The O(n) Club: Wildcard Matching: How to Outsmart Your Inner Greedy Asterisk

The O(n) Club: Wildcard Matching—How to Outsmart Your Inner Greedy Asterisk

⚡ TL;DR

This isn’t regex, it’s chaos—Wildcard Matching means matching a string against a pattern filled with ? (one mystery char) and * (zero, one, infinite: your call). Brute-forcing? Prepare for pain. DP = less caffeine, less fire. See how in Java:

// Does s match pattern p using '?' and '*'? 
public boolean isMatch(String s, String p) {
    int m = s.length(), n = p.length();
    boolean[][] dp = new boolean[m + 1][n + 1];
    dp[0][0] = true;
    for (int j = 1; j <= n; j++) {
        if (p.charAt(j-1) == '*') dp[0][j] = dp[0][j-1];
    }
    for (int i = 1; i <= m; i++) {
        for (int j = 1; j <= n; j++) {
            char pc = p.charAt(j-1);
            if (pc == '*') dp[i][j] = dp[i-1][j] || dp[i][j-1];
            else if (pc == '?' || pc == s.charAt(i-1)) dp[i][j] = dp[i-1][j-1];
        }
    }
    return dp[m][n];
}

🧠 How Devs Usually Mess This Up

Common mistake: treat * like it must eat something—like it’s afraid of being empty (spoiler: it’s not). Also, piling up consecutive * like you’re building a sandcastle: it only needs one to swallow everything. Or the classic: try every possible split by hand, discover exponential sadness. And if you forget that * can match absolutely nothing? Yeah, “off by one” errors get promoted to “off by all.”
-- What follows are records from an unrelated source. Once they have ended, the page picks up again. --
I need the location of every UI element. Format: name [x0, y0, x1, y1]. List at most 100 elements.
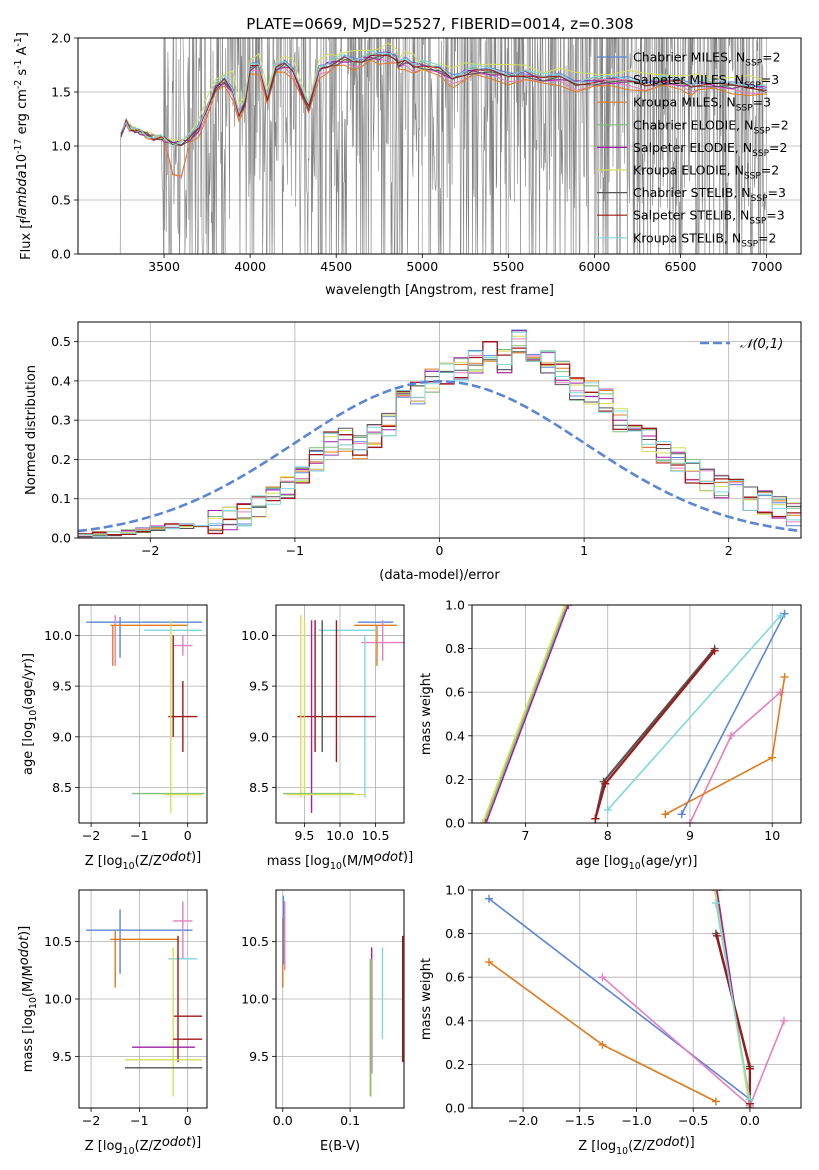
x-axis-label: Z [log10​(Z/Z​odot)] [85, 850, 202, 872]
y-tick-label: 0.4 [445, 1013, 465, 1028]
plot-area [78, 329, 801, 538]
label-part: =3 [753, 95, 771, 110]
x-tick-label: 0 [184, 828, 192, 843]
normal-curve [78, 379, 801, 533]
x-axis-label: E(B-V) [320, 1139, 360, 1154]
label-part: (data-model)/error [379, 568, 500, 583]
axes-frame [275, 889, 405, 1109]
label-part: 10 [616, 1146, 628, 1157]
y-tick-label: 0.5 [51, 334, 71, 349]
x-tick-label: −2.0 [508, 1113, 538, 1128]
y-tick-label: 1.0 [445, 598, 465, 613]
x-axis-label: mass [log10​(M/M​odot)] [267, 850, 413, 872]
plus-marker [710, 890, 719, 894]
plus-marker [661, 810, 670, 819]
legend-entry: Salpeter ELODIE, NSSP​=2 [633, 140, 787, 159]
panel-mass-vs-Z: −2 −1 0 9.5 10.0 10.5 Z [log10​(Z/Z​odot)] mass… [17, 889, 208, 1157]
y-tick-label: 10.0 [241, 992, 269, 1007]
label-part: odot [374, 850, 404, 865]
legend-entry: Salpeter MILES, NSSP​=3 [633, 72, 779, 91]
x-tick-label: 4000 [234, 259, 266, 274]
x-tick-label: 8 [604, 828, 612, 843]
label-part: -1 [13, 59, 24, 68]
y-tick-label: 1.0 [51, 139, 71, 154]
x-tick-label: 4500 [320, 259, 352, 274]
legend-entry: Kroupa MILES, NSSP​=3 [633, 95, 771, 114]
weight-line-chabrier-miles [680, 613, 786, 815]
label-part: Salpeter STELIB, N [633, 208, 749, 223]
label-part: mass weight [419, 673, 434, 755]
model-kroupa-miles [120, 59, 767, 177]
legend-entry: Chabrier MILES, NSSP​=2 [633, 50, 781, 69]
weight-line-kroupa-stelib [715, 902, 751, 1100]
x-tick-label: 0.0 [273, 1113, 293, 1128]
x-axis-label: Z [log10​(Z/Z​odot)] [85, 1135, 202, 1157]
label-part: (Z/Z [135, 1139, 162, 1154]
label-part: 10 [629, 861, 641, 872]
label-part: (Z/Z [135, 854, 162, 869]
y-tick-label: 8.5 [52, 780, 72, 795]
label-part: age [log [576, 854, 629, 869]
x-tick-label: 0 [184, 1113, 192, 1128]
x-tick-label: 9 [686, 828, 694, 843]
x-tick-label: 6000 [579, 259, 611, 274]
y-axis-label: Normed distribution [24, 365, 39, 495]
label-part: Kroupa ELODIE, N [633, 163, 744, 178]
y-tick-label: 0.1 [51, 491, 71, 506]
x-tick-label: 7 [521, 828, 529, 843]
plus-marker [481, 819, 490, 823]
label-part: 10 [123, 1146, 135, 1157]
plus-marker [591, 814, 600, 823]
x-tick-label: 10.5 [362, 828, 390, 843]
y-tick-label: 9.5 [52, 679, 72, 694]
label-part: (M/M [21, 965, 36, 997]
label-part: Kroupa MILES, N [633, 95, 736, 110]
label-part: mass [log [21, 1009, 36, 1072]
label-part: Kroupa STELIB, N [633, 230, 741, 245]
y-tick-label: 9.5 [52, 1049, 72, 1064]
y-axis-label: mass weight [419, 673, 434, 755]
y-tick-label: 9.5 [249, 679, 269, 694]
panel-residuals: −2 −1 0 1 2 0.0 0.1 0.2 0.3 0.4 0.5 (data-model)/er… [24, 321, 802, 583]
legend: Chabrier MILES, NSSP​=2 Salpeter MILES, N… [597, 50, 789, 249]
plot-area [86, 615, 205, 813]
y-tick-label: 1.5 [51, 85, 71, 100]
label-part: -2 [13, 80, 24, 89]
label-part: odot [655, 1135, 685, 1150]
label-part: Normed distribution [24, 365, 39, 495]
plot-area [282, 895, 404, 1097]
panel-mass-vs-ebv: 0.0 0.1 9.5 10.0 10.5 E(B-V) [241, 889, 405, 1154]
plus-marker [780, 609, 789, 618]
label-part: Flux [f [19, 219, 34, 260]
axes-frame [275, 604, 405, 824]
plus-marker [677, 810, 686, 819]
plot-area [283, 615, 404, 813]
x-tick-label: 7000 [751, 259, 783, 274]
y-axis-label: age [log10​(age/yr)] [21, 653, 39, 775]
plus-marker [685, 819, 694, 823]
label-part: Z [log [85, 1139, 123, 1154]
y-tick-label: 0.5 [51, 193, 71, 208]
label-part: mass [log [267, 854, 330, 869]
y-tick-label: 10.5 [241, 934, 269, 949]
axes-frame [78, 889, 208, 1109]
panel-age-vs-mass: 9.5 10.0 10.5 8.5 9.0 9.5 10.0 mass [log10​(M/M… [241, 604, 413, 872]
plus-marker [727, 731, 736, 740]
y-tick-label: 10.0 [241, 628, 269, 643]
plus-marker [598, 1040, 607, 1049]
plus-marker [745, 1095, 754, 1104]
plus-marker [711, 1097, 720, 1106]
label-part: =2 [769, 140, 787, 155]
legend-entry: Kroupa STELIB, NSSP​=2 [633, 230, 777, 249]
label-part: =3 [768, 185, 786, 200]
y-axis-label: Flux [f​lambda10-17​ erg cm-2​ s-1​ A-1​… [13, 32, 34, 260]
plot-area [485, 890, 788, 1108]
y-tick-label: 9.0 [52, 729, 72, 744]
x-axis-label: Z [log10​(Z/Z​odot)] [578, 1135, 695, 1157]
plus-marker [780, 672, 789, 681]
label-part: odot [17, 935, 32, 965]
plus-marker [745, 1064, 754, 1073]
legend-entry: Chabrier ELODIE, NSSP​=2 [633, 117, 789, 136]
label-part: E(B-V) [320, 1139, 360, 1154]
label-part: Salpeter ELODIE, N [633, 140, 752, 155]
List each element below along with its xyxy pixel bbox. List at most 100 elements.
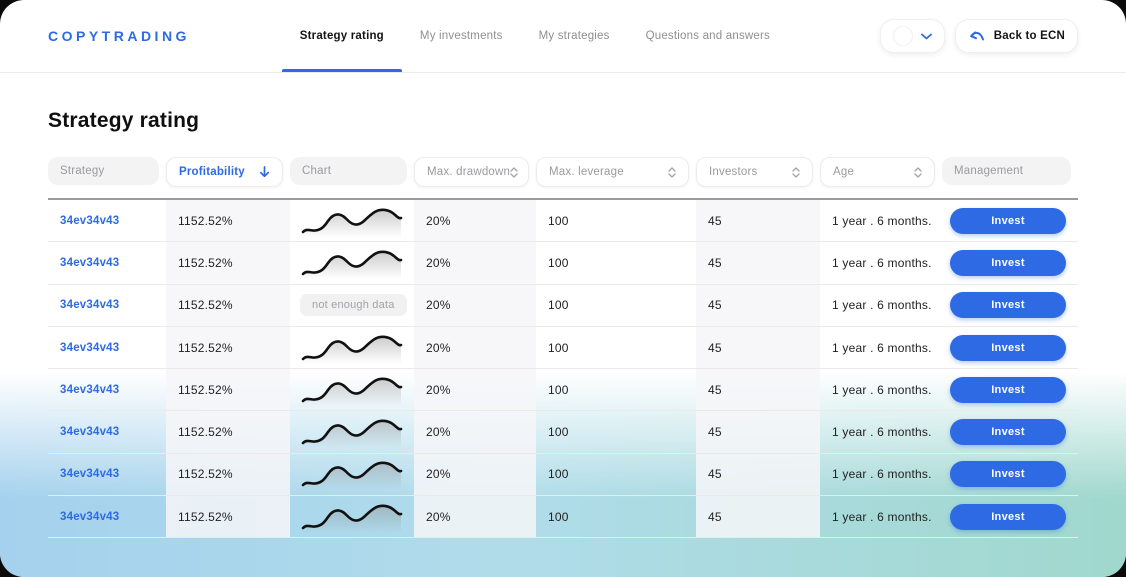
column-header-profitability[interactable]: Profitability: [166, 157, 283, 187]
max-drawdown-value: 20%: [426, 213, 451, 228]
strategy-link[interactable]: 34ev34v43: [60, 256, 120, 269]
management-cell: Invest: [942, 327, 1078, 368]
strategy-table-row: 34ev34v43 1152.52% 20% 100: [48, 411, 1078, 454]
max-leverage-value: 100: [548, 382, 569, 397]
investors-cell: 45: [696, 453, 820, 496]
max-drawdown-value: 20%: [426, 340, 451, 355]
sort-toggle-icon: [668, 166, 676, 178]
age-cell: 1 year . 6 months.: [820, 200, 942, 241]
strategy-link[interactable]: 34ev34v43: [60, 299, 120, 312]
profitability-cell: 1152.52%: [166, 453, 290, 496]
max-leverage-cell: 100: [536, 369, 696, 410]
investors-cell: 45: [696, 326, 820, 369]
invest-button[interactable]: Invest: [950, 461, 1066, 488]
column-header-age-label: Age: [833, 166, 855, 178]
column-header-investors[interactable]: Investors: [696, 157, 813, 187]
profitability-value: 1152.52%: [178, 509, 233, 524]
column-header-strategy-label: Strategy: [60, 165, 105, 177]
invest-button[interactable]: Invest: [950, 503, 1066, 530]
max-drawdown-cell: 20%: [414, 200, 536, 242]
strategy-cell: 34ev34v43: [48, 454, 166, 495]
column-header-management-label: Management: [954, 165, 1024, 177]
max-leverage-cell: 100: [536, 411, 696, 452]
max-drawdown-value: 20%: [426, 467, 451, 482]
investors-value: 45: [708, 467, 722, 482]
profitability-value: 1152.52%: [178, 382, 233, 397]
tab-my-investments[interactable]: My investments: [402, 0, 521, 72]
tab-questions-and-answers-label: Questions and answers: [645, 30, 770, 42]
age-value: 1 year . 6 months.: [832, 509, 932, 524]
column-header-max-leverage[interactable]: Max. leverage: [536, 157, 689, 187]
profitability-value: 1152.52%: [178, 425, 233, 440]
max-drawdown-cell: 20%: [414, 453, 536, 496]
column-header-chart: Chart: [290, 157, 407, 185]
age-value: 1 year . 6 months.: [832, 255, 932, 270]
column-header-age[interactable]: Age: [820, 157, 935, 187]
strategy-cell: 34ev34v43: [48, 327, 166, 368]
active-tab-underline: [281, 69, 402, 72]
not-enough-data-badge: not enough data: [300, 294, 407, 317]
sparkline-chart: [301, 461, 403, 491]
investors-value: 45: [708, 509, 722, 524]
page-title: Strategy rating: [48, 109, 200, 132]
age-value: 1 year . 6 months.: [832, 213, 932, 228]
profitability-cell: 1152.52%: [166, 242, 290, 284]
age-cell: 1 year . 6 months.: [820, 369, 942, 410]
language-selector[interactable]: [879, 19, 945, 53]
investors-value: 45: [708, 213, 722, 228]
column-header-max-drawdown-label: Max. drawdown: [427, 166, 511, 178]
column-header-max-drawdown[interactable]: Max. drawdown: [414, 157, 529, 187]
profitability-value: 1152.52%: [178, 298, 233, 313]
copytrading-logo: COPYTRADING: [48, 28, 190, 44]
strategy-cell: 34ev34v43: [48, 369, 166, 410]
strategy-link[interactable]: 34ev34v43: [60, 341, 120, 354]
investors-cell: 45: [696, 411, 820, 453]
invest-button[interactable]: Invest: [950, 292, 1066, 319]
profitability-cell: 1152.52%: [166, 326, 290, 369]
strategy-link[interactable]: 34ev34v43: [60, 426, 120, 439]
age-cell: 1 year . 6 months.: [820, 454, 942, 495]
age-cell: 1 year . 6 months.: [820, 285, 942, 326]
profitability-cell: 1152.52%: [166, 496, 290, 538]
age-value: 1 year . 6 months.: [832, 298, 932, 313]
strategy-cell: 34ev34v43: [48, 496, 166, 537]
management-cell: Invest: [942, 200, 1078, 241]
invest-button[interactable]: Invest: [950, 249, 1066, 276]
age-value: 1 year . 6 months.: [832, 467, 932, 482]
strategy-link[interactable]: 34ev34v43: [60, 214, 120, 227]
tab-strategy-rating[interactable]: Strategy rating: [281, 0, 402, 72]
max-drawdown-cell: 20%: [414, 326, 536, 369]
strategy-link[interactable]: 34ev34v43: [60, 510, 120, 523]
invest-button[interactable]: Invest: [950, 419, 1066, 446]
strategy-link[interactable]: 34ev34v43: [60, 383, 120, 396]
profitability-cell: 1152.52%: [166, 284, 290, 326]
column-header-max-leverage-label: Max. leverage: [549, 166, 624, 178]
invest-button[interactable]: Invest: [950, 207, 1066, 234]
invest-button[interactable]: Invest: [950, 376, 1066, 403]
chevron-down-icon: [920, 33, 932, 39]
age-value: 1 year . 6 months.: [832, 382, 932, 397]
undo-arrow-icon: [969, 30, 984, 40]
back-to-ecn-button[interactable]: Back to ECN: [954, 19, 1078, 53]
strategy-table-row: 34ev34v43 1152.52% 20% 100: [48, 326, 1078, 370]
max-drawdown-value: 20%: [426, 382, 451, 397]
tab-my-strategies[interactable]: My strategies: [521, 0, 628, 72]
max-leverage-value: 100: [548, 255, 569, 270]
profitability-value: 1152.52%: [178, 213, 233, 228]
management-cell: Invest: [942, 411, 1078, 452]
profitability-value: 1152.52%: [178, 340, 233, 355]
max-drawdown-value: 20%: [426, 298, 451, 313]
sparkline-chart: [301, 335, 403, 364]
strategy-link[interactable]: 34ev34v43: [60, 468, 120, 481]
max-leverage-value: 100: [548, 340, 569, 355]
max-leverage-value: 100: [548, 298, 569, 313]
chart-cell: [290, 454, 414, 495]
tab-questions-and-answers[interactable]: Questions and answers: [628, 0, 788, 72]
strategy-cell: 34ev34v43: [48, 411, 166, 452]
strategy-table-row: 34ev34v43 1152.52% 20% 100: [48, 242, 1078, 285]
sparkline-chart: [301, 504, 403, 533]
invest-button[interactable]: Invest: [950, 334, 1066, 361]
age-value: 1 year . 6 months.: [832, 425, 932, 440]
sparkline-chart: [301, 208, 403, 237]
max-leverage-cell: 100: [536, 242, 696, 283]
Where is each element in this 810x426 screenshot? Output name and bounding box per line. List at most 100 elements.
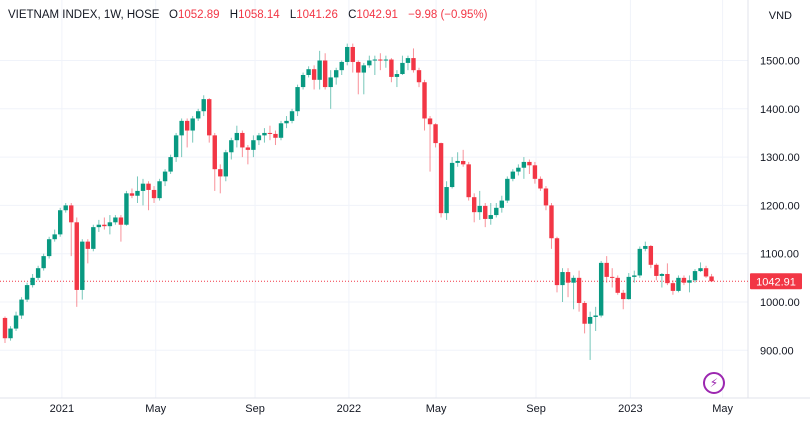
- candle-down: [604, 262, 609, 277]
- candle-up: [46, 239, 52, 257]
- candle-up: [698, 268, 703, 272]
- candle-down: [610, 276, 615, 278]
- candle-down: [311, 69, 317, 80]
- symbol-title[interactable]: VIETNAM INDEX, 1W, HOSE: [8, 9, 160, 21]
- candle-down: [576, 277, 582, 303]
- candle-up: [201, 99, 206, 112]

🔍 What’s Actually Going On

* is the gluten of pattern symbols—it expands to fill any space, including zero; ? is more modest, handling only one character at a time. The trick is to use DP: you ask, “Has this chunk of string matched this chunk of pattern yet?” and store your answer. If you see *, you can ignore it (dp[i][j-1]—let it be empty) or let it eat a character from the string (dp[i-1][j]). Both work. Your job is to keep the wildcards in line without breaking the table.

🛠️ PseudoCode

• Make a DP table:
  

  boolean[][] dp = new boolean[s.length()+1][p.length()+1];

  Each spot means: “Did these first X chars match these first Y in the pattern?”
• Initialize the base cases:
  

  dp[0][0] = true; // empty matches empty
  for (int j=1; j<=p.length(); j++)
      if (p[j-1] == '*') dp[0][j] = dp[0][j-1];

  Empty string can only be matched if the pattern so far is a wall of asterisks.
• Fill the rest:
  

  if (p[j-1] == '*') dp[i][j] = dp[i][j-1] || dp[i-1][j];
  else if (p[j-1] == '?' || p[j-1] == s[i-1]) dp[i][j] = dp[i-1][j-1];
  

  One clause for greedy havoc, one for cool matches.
• Final answer?
  

  return dp[s.length()][p.length()];

  Check the bottom-right for full coverage.

💻 The Code

public boolean isMatch(String s, String p) {
    int m = s.length(), n = p.length();
    boolean[][] dp = new boolean[m + 1][n + 1];
    dp[0][0] = true;
    for (int j = 1; j <= n; j++) {
        if (p.charAt(j - 1) == '*') {
            dp[0][j] = dp[0][j - 1];
        }
    }
    for (int i = 1; i <= m; i++) {
        for (int j = 1; j <= n; j++) {
            char pc = p.charAt(j - 1);
            if (pc == '*') {
                dp[i][j] = dp[i - 1][j] || dp[i][j - 1];
            } else if (pc == '?' || pc == s.charAt(i - 1)) {
                dp[i][j] = dp[i - 1][j - 1];
            }
        }
    }
    return dp[m][n];
}

⚠️ Pitfalls, Traps & Runtime Smacks

• Stacking *s? Collapse them—Java will thank you with less memory drama.
• Skip the dp[0][j] base case and say goodbye to matching empty strings with *.
• If you forget * means zero or more, “almost right” turns into “always wrong.”
• Time: O(mn). Space: O(mn). Optimize if you love pain or have something to prove.

🧠 Interviewer Brain-Tattoo

If * feels greedy, that’s because it’s a cosmic vacuum—let it hoover up characters, but stay in control with DP. “In wildcard matching, laziness is a feature. Use it wisely.”